A lifestyle and diabetes expert says staying healthy is all about striking a balance.
A new study has found people should be exercising more than four hours a day.
Exercise can range from light intensity to vigorous intensity.
Head of the Baker-Deakin Department of Lifestyle and Diabetes, David Dunston, says the study’s results are challenging for office workers because of the nature of their sedentary role.
The study breaks down how adults should spend their 24 hours, to provide them with optimal metabolic and glycaemic control based whether or not they have diabetes.

More than 2,000 participants used activity monitors, which were strapped to their thighs for eight days. Almost 700 participants had type 2 diabetes.
The study found replacing sedentary time with active time was slightly more beneficial for people with type 2 diabetes compared with the sample group, but both groups benefitted.
Professor Dunston says it can be difficult to reach five hours of standing time in an office setting.


Professor Dunston says height adjustable desks are good for office workers as they allow for posture to be changed easily.
The Market Bull journalist Noah O’Reilly says his job often means he’s sitting down or on his feet for most of the day. He says his back pain flares up when he does either all day.
Mr O’Reilly says, “it’s all about balance.”
Changing your posture throughout the day is important for metabolic and muscular skeletal health, Professor Dunston says.
He says, it is important for people to alternate between standing and sitting during the day.
Online fitness coach Luciano Rosato specialises in helping office workers achieve their fitness goals. He echoes Professor Dunstan’s belief that changing positions during the day is important.
“There is no perfect posture but staying in the same position creates an issue,” he says.

If the body is in the same sitting position for long periods, the back muscles can become stiff and their lower body muscles lose muscle mass, he says.
In his work Mr Rosato finds people who don’t move throughout the day are likely to suffer from pains and aches.
He recommends clients remain active by completing 10,000 steps a day. Mr Rosato says it’s good to break this up throughout the day by walking to work, on lunch break and after work.
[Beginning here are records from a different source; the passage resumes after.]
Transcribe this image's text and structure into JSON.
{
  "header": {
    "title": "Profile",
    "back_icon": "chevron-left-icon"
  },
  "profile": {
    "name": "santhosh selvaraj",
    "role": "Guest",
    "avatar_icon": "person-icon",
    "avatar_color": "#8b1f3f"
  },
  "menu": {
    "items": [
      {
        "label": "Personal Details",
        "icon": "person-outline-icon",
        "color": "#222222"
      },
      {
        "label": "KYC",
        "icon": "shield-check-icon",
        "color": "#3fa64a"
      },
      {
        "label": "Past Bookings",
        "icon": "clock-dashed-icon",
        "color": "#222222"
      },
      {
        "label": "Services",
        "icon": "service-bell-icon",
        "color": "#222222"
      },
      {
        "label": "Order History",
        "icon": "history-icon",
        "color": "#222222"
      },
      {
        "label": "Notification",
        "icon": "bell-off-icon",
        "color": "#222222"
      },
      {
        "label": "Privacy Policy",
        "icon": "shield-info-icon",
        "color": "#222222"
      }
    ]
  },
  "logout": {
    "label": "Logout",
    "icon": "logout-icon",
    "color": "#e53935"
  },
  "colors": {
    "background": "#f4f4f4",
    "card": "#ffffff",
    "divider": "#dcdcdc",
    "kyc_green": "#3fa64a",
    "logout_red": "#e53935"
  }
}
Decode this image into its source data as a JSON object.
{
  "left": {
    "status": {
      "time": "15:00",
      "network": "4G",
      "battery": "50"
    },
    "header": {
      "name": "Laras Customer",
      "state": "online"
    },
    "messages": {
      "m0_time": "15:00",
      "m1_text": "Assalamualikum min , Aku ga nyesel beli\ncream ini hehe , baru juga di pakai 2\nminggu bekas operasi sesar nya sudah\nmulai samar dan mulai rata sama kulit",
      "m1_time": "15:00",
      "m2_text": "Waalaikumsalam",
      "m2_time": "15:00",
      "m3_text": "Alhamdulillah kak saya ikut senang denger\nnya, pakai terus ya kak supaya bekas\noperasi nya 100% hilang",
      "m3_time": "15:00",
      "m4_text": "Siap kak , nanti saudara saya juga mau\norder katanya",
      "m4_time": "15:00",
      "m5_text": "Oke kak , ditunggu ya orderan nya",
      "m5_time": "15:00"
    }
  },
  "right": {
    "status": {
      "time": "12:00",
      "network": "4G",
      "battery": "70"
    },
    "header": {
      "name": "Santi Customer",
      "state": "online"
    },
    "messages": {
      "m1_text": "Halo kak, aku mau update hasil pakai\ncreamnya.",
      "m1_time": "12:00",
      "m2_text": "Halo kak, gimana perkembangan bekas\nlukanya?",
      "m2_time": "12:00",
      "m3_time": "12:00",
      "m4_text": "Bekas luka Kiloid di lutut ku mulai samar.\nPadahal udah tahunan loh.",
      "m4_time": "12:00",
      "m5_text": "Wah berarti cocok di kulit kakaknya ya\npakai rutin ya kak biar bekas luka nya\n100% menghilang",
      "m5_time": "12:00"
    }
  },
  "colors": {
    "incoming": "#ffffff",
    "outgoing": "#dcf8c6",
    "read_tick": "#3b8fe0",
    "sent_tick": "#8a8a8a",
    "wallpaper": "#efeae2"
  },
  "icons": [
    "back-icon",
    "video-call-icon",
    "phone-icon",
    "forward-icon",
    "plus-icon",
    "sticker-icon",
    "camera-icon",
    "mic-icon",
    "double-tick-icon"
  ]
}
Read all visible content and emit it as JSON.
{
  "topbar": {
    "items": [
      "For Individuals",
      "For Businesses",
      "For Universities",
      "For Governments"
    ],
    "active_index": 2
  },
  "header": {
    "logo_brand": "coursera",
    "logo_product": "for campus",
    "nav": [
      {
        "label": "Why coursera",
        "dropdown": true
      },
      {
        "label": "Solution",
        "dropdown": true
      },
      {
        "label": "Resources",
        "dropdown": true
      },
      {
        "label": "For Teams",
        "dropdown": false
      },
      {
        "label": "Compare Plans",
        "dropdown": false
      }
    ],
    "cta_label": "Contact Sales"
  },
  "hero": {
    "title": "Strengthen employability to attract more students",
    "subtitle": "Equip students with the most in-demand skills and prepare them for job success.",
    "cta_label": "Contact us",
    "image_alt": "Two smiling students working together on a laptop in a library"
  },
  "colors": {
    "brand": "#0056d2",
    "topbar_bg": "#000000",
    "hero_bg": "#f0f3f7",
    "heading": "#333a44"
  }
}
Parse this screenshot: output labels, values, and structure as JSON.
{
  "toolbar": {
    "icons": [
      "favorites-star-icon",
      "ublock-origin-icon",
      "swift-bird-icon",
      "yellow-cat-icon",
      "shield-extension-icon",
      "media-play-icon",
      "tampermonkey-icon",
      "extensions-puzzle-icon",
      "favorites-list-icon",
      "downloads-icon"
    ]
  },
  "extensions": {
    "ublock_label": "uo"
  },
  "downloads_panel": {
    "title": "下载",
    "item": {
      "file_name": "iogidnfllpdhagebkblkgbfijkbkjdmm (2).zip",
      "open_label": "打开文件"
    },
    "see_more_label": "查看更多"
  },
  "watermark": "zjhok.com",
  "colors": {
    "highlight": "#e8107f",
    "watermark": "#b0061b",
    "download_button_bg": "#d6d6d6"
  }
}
He says people should to pick a sport or activity they enjoy and do it consistently.
On the other hand, Mr Rosato says people who participate in physical work tend to have no energy to exercise at the end of the day.
Professor Dunston says completing strenuous physical activity for long periods of time can be detrimental to health.
“It is a balancing act,” he says.
Professor Duston hopes this findings get people thinking.
“The research is a guide of where people can shift their behaviour.”